“There’s a real disagreement between the president and his party in this election,” said Alex Conant, a GOP strategist and former aide to Sen. Marco Rubio, R-Fla. “I think a lot of Republicans are really fed up with the president’s divisive strategy. People are just throwing up their hands with some of the rhetoric that’s coming out of the president. It’s really unhelpful not just to his own re-election, but also to keeping the Senate.”…

“The country is looking for healing and calm. And I think the president needs to project that in his tone,” said Sen. John Thune, the Senate’s No. 2 Republican. “He masters that sometimes, and that’s the tone he needs to strike right now.”

Trump’s handling of the protests even led to Sen. Lisa Murkowski, R-Alaska, leaving the door open to voting against the president in November. “I am struggling with it,” she said when asked by reporters whether she would continue to support Trump. “I have struggled with it for a long time.”…

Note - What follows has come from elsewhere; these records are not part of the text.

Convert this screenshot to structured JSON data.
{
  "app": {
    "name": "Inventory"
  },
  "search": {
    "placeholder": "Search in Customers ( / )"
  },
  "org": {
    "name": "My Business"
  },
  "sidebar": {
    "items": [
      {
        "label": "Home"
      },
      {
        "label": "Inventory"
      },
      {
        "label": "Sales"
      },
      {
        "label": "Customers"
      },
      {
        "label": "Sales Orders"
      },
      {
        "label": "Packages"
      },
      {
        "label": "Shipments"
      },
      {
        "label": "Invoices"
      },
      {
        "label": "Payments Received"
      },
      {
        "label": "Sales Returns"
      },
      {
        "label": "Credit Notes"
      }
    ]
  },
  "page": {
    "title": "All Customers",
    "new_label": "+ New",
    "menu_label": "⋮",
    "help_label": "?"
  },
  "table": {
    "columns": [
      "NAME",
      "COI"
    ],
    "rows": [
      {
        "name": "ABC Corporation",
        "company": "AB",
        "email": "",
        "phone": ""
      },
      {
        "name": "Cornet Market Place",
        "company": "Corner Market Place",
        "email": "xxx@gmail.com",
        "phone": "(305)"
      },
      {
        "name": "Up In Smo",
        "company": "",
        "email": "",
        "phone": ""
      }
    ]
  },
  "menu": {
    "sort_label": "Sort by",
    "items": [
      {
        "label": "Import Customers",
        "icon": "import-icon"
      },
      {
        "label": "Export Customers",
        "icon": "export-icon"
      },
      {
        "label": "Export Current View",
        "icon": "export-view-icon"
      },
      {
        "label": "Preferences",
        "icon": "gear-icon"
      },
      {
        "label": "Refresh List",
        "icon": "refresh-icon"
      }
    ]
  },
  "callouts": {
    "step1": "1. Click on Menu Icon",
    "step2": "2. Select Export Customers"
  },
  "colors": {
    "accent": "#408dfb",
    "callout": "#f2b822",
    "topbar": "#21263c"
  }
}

Republicans like Cheney know the risks of speaking out and the potential for a lashing from the president’s Twitter account. But history has shown the president is less likely to go after loyal lawmakers who disagree with him on occasion, as he typically targets those who attack him personally or could imperil his re-election chances, such as those who have voiced openness to voting against him or weren’t unilaterally behind him during his impeachment.